The Dark Star
“I asked Alaro the angel: ‘Which place is this, and which people are these?’

“And he answered: ‘This place is the star-track; and these are they who in the world offered no prayers and chanted no liturgies. Through other works they have attained felicity.’”

Her mother nodded, continuing to sew. Ruhannah considered what her father had read, then:

“Father?”

“Yes––” He looked down at her absently.

“What were you reading?”

“A quotation from the Sacred Anthology.” 32

32

“Isn’t prayer really necessary?”

Her mother said:

“Yes, dear.”

“Then how did those people who offered no prayers go to Heaven?”

Her father said:

“Eternal life is not attained by praise or prayer alone, Ruhannah.

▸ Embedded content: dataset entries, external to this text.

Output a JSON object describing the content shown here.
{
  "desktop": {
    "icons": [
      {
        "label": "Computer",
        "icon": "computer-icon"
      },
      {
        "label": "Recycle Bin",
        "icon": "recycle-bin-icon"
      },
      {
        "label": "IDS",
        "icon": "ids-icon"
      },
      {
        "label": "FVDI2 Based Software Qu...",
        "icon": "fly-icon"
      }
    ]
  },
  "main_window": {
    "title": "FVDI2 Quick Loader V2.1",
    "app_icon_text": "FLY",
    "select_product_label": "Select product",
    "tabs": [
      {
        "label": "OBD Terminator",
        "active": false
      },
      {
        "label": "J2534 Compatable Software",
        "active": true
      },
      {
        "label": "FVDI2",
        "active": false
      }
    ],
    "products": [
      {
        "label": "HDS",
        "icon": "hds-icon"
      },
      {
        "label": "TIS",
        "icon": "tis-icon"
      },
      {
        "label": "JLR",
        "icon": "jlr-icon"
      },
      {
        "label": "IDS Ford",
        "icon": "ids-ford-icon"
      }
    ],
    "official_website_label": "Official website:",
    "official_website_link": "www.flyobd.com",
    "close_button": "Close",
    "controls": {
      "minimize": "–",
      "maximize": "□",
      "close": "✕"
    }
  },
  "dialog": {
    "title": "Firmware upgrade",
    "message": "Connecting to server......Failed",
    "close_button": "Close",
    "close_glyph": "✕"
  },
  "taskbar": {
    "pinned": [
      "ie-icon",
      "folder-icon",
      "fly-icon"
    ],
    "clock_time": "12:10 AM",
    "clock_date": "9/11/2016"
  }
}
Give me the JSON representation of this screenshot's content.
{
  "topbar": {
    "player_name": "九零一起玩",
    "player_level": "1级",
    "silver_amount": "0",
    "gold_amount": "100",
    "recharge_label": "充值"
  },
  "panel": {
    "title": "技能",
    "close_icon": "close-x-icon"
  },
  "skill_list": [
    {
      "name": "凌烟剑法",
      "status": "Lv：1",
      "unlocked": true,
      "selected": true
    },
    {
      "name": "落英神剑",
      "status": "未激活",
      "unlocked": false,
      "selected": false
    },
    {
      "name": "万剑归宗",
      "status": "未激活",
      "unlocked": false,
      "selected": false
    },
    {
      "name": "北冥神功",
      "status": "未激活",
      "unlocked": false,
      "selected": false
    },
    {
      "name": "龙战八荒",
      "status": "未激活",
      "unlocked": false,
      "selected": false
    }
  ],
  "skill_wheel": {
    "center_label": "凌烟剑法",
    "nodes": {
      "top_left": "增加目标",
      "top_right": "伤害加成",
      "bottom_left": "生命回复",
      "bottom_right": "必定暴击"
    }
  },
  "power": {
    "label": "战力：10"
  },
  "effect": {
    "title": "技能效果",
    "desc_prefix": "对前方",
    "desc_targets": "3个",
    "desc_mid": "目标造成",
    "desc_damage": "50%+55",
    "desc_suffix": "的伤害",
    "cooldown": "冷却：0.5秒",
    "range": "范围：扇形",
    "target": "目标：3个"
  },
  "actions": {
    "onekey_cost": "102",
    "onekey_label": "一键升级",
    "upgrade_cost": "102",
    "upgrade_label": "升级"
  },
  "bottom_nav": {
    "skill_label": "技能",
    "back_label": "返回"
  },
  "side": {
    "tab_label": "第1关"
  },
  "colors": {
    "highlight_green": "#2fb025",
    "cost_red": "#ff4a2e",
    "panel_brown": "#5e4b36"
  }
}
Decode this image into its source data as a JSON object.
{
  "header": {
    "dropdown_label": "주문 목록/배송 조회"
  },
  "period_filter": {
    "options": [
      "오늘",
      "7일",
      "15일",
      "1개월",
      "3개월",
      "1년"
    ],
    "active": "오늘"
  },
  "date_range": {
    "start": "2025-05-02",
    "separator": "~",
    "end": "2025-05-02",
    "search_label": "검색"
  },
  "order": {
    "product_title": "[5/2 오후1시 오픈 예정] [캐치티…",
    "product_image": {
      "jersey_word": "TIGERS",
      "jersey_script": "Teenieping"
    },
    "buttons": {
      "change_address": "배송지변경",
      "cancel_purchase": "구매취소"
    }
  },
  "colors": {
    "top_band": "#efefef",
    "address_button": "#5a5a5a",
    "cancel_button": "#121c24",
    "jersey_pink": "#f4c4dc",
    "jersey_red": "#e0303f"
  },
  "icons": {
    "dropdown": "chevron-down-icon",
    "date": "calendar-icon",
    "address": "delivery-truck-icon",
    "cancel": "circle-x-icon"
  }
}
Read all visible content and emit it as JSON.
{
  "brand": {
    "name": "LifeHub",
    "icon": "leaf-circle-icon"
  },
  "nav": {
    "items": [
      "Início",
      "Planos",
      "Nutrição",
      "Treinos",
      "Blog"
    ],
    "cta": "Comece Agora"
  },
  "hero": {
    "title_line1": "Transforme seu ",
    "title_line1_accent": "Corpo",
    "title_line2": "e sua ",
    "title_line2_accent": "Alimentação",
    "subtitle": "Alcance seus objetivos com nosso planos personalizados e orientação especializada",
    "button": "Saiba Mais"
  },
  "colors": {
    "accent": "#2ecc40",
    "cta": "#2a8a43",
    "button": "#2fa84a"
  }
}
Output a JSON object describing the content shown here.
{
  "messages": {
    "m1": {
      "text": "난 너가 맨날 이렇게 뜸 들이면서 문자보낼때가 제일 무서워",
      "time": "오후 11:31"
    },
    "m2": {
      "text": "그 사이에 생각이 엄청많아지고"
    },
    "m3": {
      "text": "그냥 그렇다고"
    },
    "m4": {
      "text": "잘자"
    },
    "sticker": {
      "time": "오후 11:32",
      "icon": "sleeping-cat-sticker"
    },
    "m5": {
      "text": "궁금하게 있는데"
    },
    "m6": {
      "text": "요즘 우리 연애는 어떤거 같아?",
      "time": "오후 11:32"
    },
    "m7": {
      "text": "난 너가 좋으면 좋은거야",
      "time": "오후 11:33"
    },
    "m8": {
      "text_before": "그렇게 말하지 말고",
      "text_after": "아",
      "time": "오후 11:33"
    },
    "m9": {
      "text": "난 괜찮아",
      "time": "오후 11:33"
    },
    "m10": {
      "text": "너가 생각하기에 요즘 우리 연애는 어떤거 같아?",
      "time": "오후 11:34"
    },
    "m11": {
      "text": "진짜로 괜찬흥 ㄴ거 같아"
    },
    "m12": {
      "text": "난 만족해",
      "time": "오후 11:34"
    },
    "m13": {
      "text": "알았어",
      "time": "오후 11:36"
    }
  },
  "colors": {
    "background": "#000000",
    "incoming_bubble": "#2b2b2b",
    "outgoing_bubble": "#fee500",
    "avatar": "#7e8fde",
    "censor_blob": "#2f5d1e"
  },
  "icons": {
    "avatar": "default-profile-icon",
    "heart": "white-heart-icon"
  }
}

Those things which alone justify prayer are also necessary.”

“What are they?”

“What we really think and what we do—both only in Christ’s name. Without these nothing else counts very much—neither form nor convention nor those individual garments called creed and denomination, which belief usually wears throughout the world.”

Her mother, sewing, glanced gravely down at her daughter:

“Your father is very tolerant of what other people believe—as long as they really do believe. Your father thinks that Christ would have found friends in Buddha and Mahomet.”

“Do such people go to Heaven?” asked Ruhannah, astonished.